Le but de cette séance est d’entamer une discussion sur un concept essentiel dans la façon dont l’historiographie envisage l’histoire politique du Moyen Age à nos jours, mais aussi plus globalement la construction des sociétés, les enjeux économiques, les rapports à l’environnement etc. C’est en particulier le cas dans le monde académique français, où l’importance du rôle de l’État dans la société contemporaine semble avoir une influence sur nos horizons analytiques et nos catégories de pensée. C’est pour cela que nous avons fait le choix d’organiser cette séance, de façon à déconstruire ce que nous entendons par « État », dans chacun de nos terrains d’étude respectifs.

Lectures :
- Jean-Philippe Genet, « La genèse de l’État moderne. Les enjeux d’un programme de recherche », Actes de la recherche en sciences sociales, 118 (1997), p. 3-18, URL : https://www.persee.fr/doc/arss_0335-5322_1997_num_118_1_3219 
- Pierre Bourdieu, « De la Maison du Roi à la raison d’État. Un modèle de la genèse du champ bureaucratique », Actes de la recherche en sciences sociales, 118 (1997), p. 55-68, URL : https://www.persee.fr/doc/arss_0335-5322_1997_num_118_1_3222 
- Rees Davies, « The Medieval State : The Tyranny of a Concept ? », Journal of Historical Sociology, n° 16/2 (2003), p. 280-300.
- Susan Reynolds, « Responses.
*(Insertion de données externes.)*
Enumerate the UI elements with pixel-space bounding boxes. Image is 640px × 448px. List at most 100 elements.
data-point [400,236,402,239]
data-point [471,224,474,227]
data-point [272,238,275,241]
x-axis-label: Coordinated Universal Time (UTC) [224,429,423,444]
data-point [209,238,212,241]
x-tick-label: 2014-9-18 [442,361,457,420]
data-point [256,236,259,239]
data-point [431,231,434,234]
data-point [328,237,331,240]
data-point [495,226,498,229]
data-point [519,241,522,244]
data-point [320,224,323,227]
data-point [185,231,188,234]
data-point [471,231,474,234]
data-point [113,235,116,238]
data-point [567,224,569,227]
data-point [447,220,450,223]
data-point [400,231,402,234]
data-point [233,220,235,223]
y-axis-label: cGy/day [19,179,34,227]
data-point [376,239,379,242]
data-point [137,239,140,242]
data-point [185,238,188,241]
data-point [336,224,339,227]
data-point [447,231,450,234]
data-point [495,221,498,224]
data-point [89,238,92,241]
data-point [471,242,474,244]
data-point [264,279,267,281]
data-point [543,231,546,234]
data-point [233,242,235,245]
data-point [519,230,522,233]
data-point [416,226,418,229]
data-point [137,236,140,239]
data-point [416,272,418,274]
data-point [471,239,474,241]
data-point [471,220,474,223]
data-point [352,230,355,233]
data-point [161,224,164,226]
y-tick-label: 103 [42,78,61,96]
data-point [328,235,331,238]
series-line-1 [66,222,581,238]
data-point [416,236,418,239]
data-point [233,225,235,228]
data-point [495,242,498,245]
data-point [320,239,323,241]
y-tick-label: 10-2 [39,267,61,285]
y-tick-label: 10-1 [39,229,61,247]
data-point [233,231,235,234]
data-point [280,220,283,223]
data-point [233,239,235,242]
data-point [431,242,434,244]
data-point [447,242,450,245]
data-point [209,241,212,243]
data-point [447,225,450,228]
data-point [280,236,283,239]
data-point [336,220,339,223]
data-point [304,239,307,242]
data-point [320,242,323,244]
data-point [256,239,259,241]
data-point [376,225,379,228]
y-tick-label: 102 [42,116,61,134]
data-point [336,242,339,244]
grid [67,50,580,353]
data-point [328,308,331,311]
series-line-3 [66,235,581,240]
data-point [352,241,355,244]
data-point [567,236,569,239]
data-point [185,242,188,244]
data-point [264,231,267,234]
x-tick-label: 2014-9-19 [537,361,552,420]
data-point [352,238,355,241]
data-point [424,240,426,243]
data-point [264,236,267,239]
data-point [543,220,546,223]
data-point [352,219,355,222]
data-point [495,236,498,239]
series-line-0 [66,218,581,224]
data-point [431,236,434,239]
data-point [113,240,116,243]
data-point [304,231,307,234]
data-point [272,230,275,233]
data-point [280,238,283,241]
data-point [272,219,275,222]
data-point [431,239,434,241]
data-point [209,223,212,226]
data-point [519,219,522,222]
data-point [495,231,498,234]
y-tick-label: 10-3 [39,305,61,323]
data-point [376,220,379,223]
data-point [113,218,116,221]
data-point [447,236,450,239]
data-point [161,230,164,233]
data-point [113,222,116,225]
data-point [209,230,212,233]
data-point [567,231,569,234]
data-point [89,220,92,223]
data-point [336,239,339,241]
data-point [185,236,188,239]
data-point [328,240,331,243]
There were States in Medieval Europe : A Response to Rees Davies », Journal of Historical Sociology, n° 16/4 (2003), p. 550-555.
- Regina Grafe, « Distant Tyranny: Polycentric State-Building and Fiscal Systems in Spain 1650-1800 », in Katia Béguin et Anne L. Murphy (dir.), State Cash Resources and State Building in Europe 13th-18th century, Paris, Institut de la gestion publique et du développement économique, 2017, URL : https://books.openedition.org/igpde/3978?lang=fr
- Jean-Frédéric Schaub, « La notion d'État Moderne est-elle utile ? Remarques sur les blocages de la démarche comparatiste en histoire », Cahiers du monde russe, n° 46/1-2 (2005), p. 51-64, URL : https://journals.openedition.org/monderusse/8775 

 
  • Séance 5. Histoire des sciences et savoirs pratiques
Séance coordonnée par Claire Judde de Larivière

Cette séance propose d’explorer la question des « savoirs », non seulement en lien avec l'histoire des sciences, mais plus généralement dans une approche générale de la notion.

Lectures :
- Roger Chartier, « Sciences et savoirs », Annales. Histoire, Sciences Sociales, n° 71/2 (2016), p. 451-464, URL : https://www.cairn.info/revue-annales-2016-2-page-451.htm 
- Claire Judde de Larivière, L’ordinaire des savoirs. Une histoire pragmatique de la société vénitienne (XVe-XVIe siècles), Paris, Éditions de l’EHESS, 2023, chapitre 1 (« De la société aux savoirs sociaux »).